KabarMakassar.com — Wacana revisi Undang-Undang Pemilu terus mencuat, khususnya terkait pemisahan antara pelaksanaan Pemilu dan Pilkada yang selama ini digelar serentak.
Menanggapi hal tersebut, Wakil Menteri Dalam Negeri (Wamendagri) Bima Arya Sugiarto menegaskan pentingnya kehati-hatian dalam menentukan arah perubahan sistem politik nasional.
Dalam keterangannya usai menghadiri Workshop Publik Nasional ‘Menuju Pemilu yang Adil dan Representatif’ di Hotel Unhas, Makassar, Selasa (29/07).
Bima menyebut bahwa meskipun dirinya dulu tidak sepakat dengan sistem Pemilu dan Pilkada serentak, perubahan sistem harus dilakukan dengan kalkulasi matang.
“Dulu saya memang tidak sepakat serentak, tapi ketika itu sudah diputuskan, ya kita ikuti. Sekarang ada wacana kembali dipisah, dan saya kira kita harus hati-hati. Mau tetap serentak atau dipisah, semua itu harus dihitung secara cermat,” kata Mantan Wali Kota Bogor itu.
Menurutnya, sistem pemilu nasional harus memiliki kepastian dan keberlanjutan agar tidak terus berubah setiap periode. Ia menyebut perubahan sistem yang terlalu sering bisa menimbulkan ketidakpastian hukum, kebingungan publik, dan mengganggu stabilitas politik nasional.
“Kita jangan tergesa-gesa mengambil keputusan. Sistem ini harus ajek. Kalau memang mau ada perubahan, ya tidak masalah, tapi jangan sampai nanti empat tahun lagi berubah lagi, lalu berubah lagi karena putusan Mahkamah Konstitusi, dan seterusnya,” ujarnya.
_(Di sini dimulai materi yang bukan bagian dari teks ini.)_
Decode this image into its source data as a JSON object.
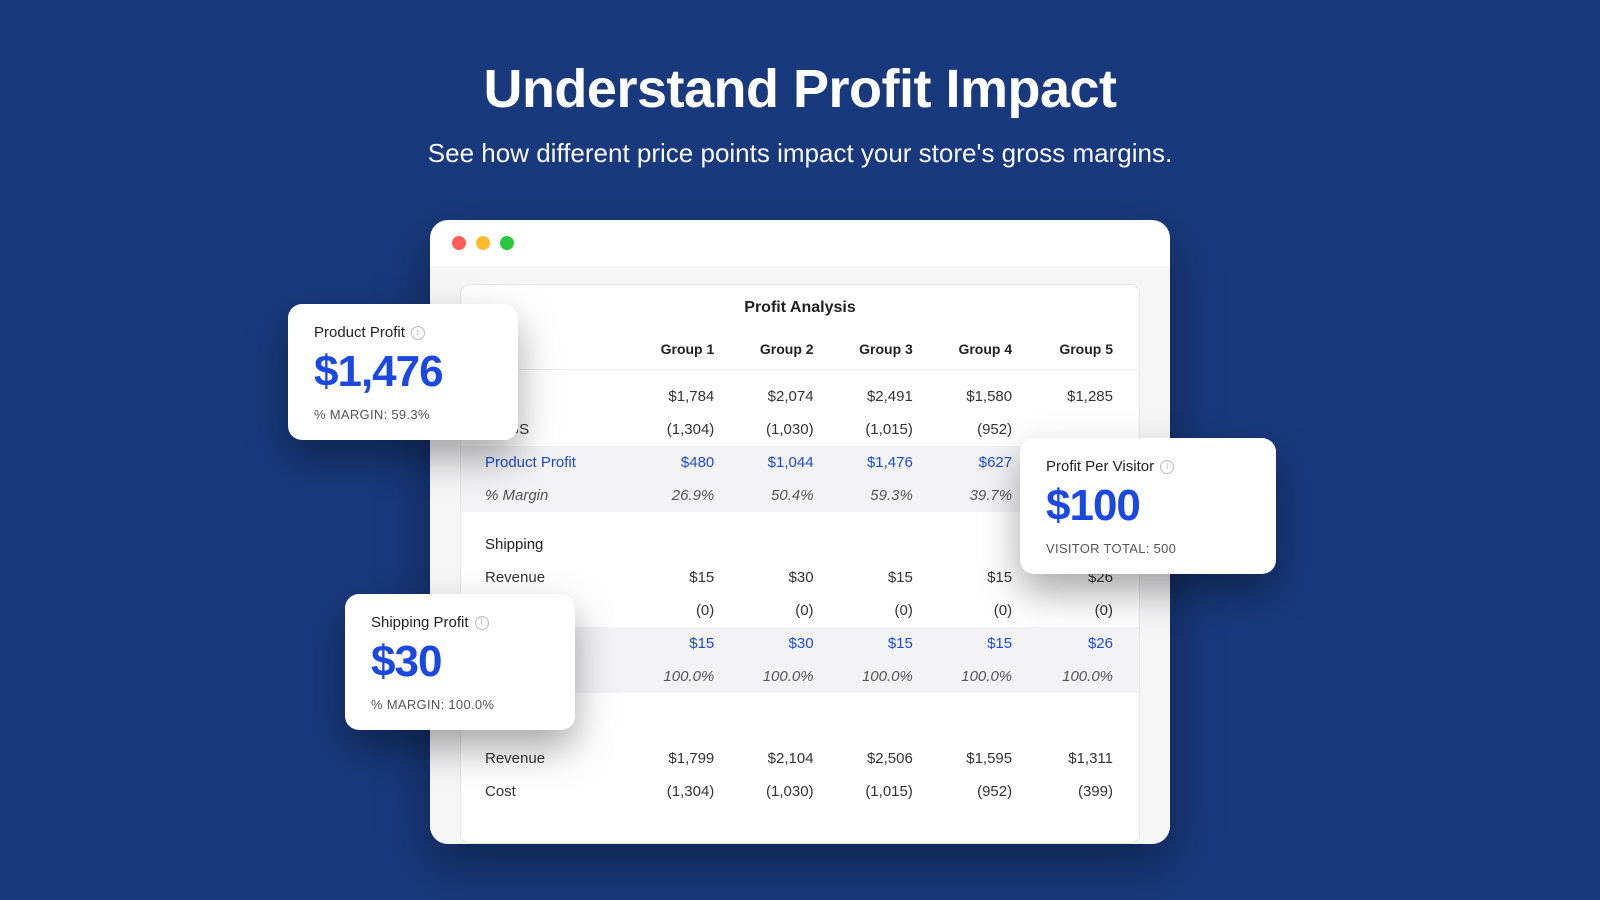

Bima menekankan bahwa negara membutuhkan sistem kepemiluan yang tidak hanya kuat secara teknis, tetapi juga mampu melembaga secara konsisten dalam jangka panjang. Baginya, stabilitas sistem jauh lebih penting daripada sekadar mengikuti tren atau tekanan politik sesaat.
Saat ditanya terkait batas waktu pemerintah untuk revisi undang-undang pemilihan, Bima menyebut pihaknya ingin agar proses pembahasan tidak bersinggungan dengan tahapan-tahapan pemilu yang sedang berjalan.
“Kita ingin jangan sampai revisi ini beririsan dengan tahapan pemilihan. Makanya ruang diskusi kita buka, agar proses revisi bisa mulai dibahas secara tepat waktu,” jelasnya.
Ia juga menegaskan bahwa semua skenario baik pemisahan maupun penyatuan jadwal pemilihan masih dalam kajian bersama berbagai pemangku kepentingan, termasuk masyarakat sipil, akademisi, dan lembaga negara lainnya.
“Semua masih kita kaji. Tidak ada sistem yang sempurna. Semua sistem pasti punya dampak, dan semua itu harus kita pertimbangkan, baik dari segi politik, ekonomi, maupun dari sisi yang sangat penting: persatuan bangsa ini,” kata Bima.
Ia kemudian mengingatkan bahwa politik jangan sampai menjadi sumber perpecahan bangsa. Sistem kepemiluan, menurutnya, harus didesain bukan hanya untuk efisiensi dan representasi, tetapi juga untuk menjaga keutuhan dan stabilitas negara.